Characteristics of the 306 HIV-1 seroconverters who met the inclusion criteria are presented in Table 1. Of these women, 106 (34.6%) had plasma HIV-1 RNA detected prior to seroconversion. Plasma HIV-1 RNA results were available for 232 women (75.8%) during acute infection, 242 women (79.1%) in the first chronic infection period, and 203 women (66.3%) later in chronic infection. Of note, only one of 232 women (0.4%) had started ART during the first chronic infection period and only 10 of 159 women (6.3%) had started ART later in chronic infection. Excluding visits on which women were taking ART, median plasma HIV-1 RNA levels were 87 410 copies/ml [interquartile range (IQR), 7321–696 012 copies/ml] during acute infection, 49 698 copies/ml (IQR, 8740–160 040 copies/ml) in the first chronic infection period, and 46 839 copies/ml (IQR, 11 830–191 900 copies/ml) later in chronic infection.

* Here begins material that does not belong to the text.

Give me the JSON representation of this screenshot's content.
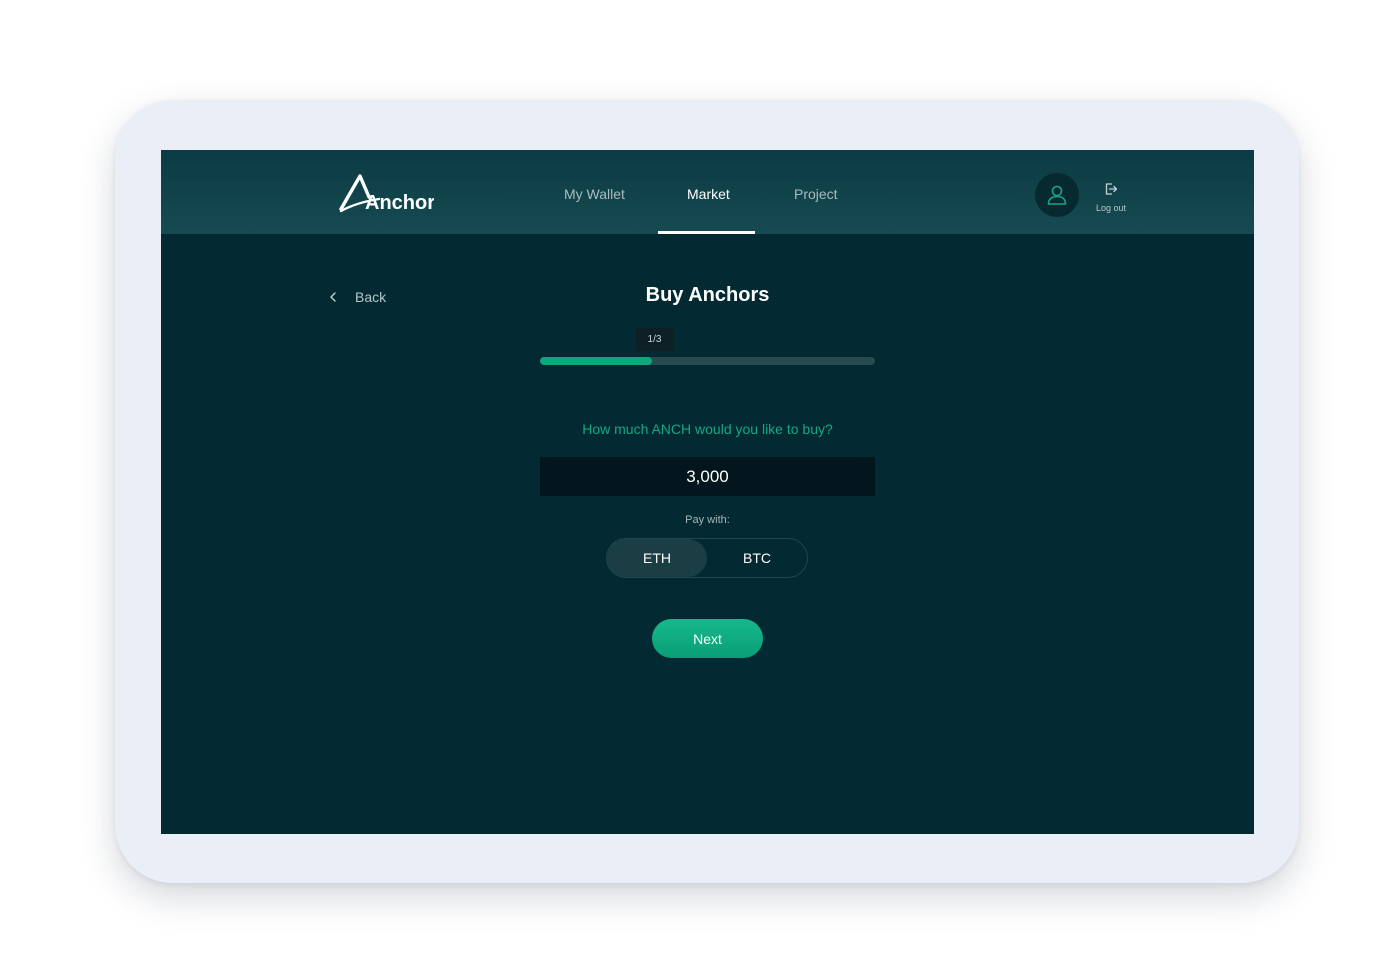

For the 162 women (52.9%) with preinfection samples available, biomarkers were measured a median of 166 days (IQR, 89–293 days) prior to the estimated date of infection. For the 196 women (64.1%) with samples available during acute infection, biomarkers were measured a median of 48 days (IQR, 21–70 days) after the estimated date of infection. For the 232 women (75.8%) with samples available during the first chronic infection period, biomarkers were measured a median of 295 days (IQR, 187–471 days) after the estimated date of infection. Finally, for the 159 women (52.0%) with samples available later in chronic HIV-1 infection, biomarkers were measured a median of 1358 days (IQR, 1160–1593 days) after the estimated date of infection. Of note, there were no differences between women with and without preinfection biomarker measurements, with respect to the characteristics presented in Table 1.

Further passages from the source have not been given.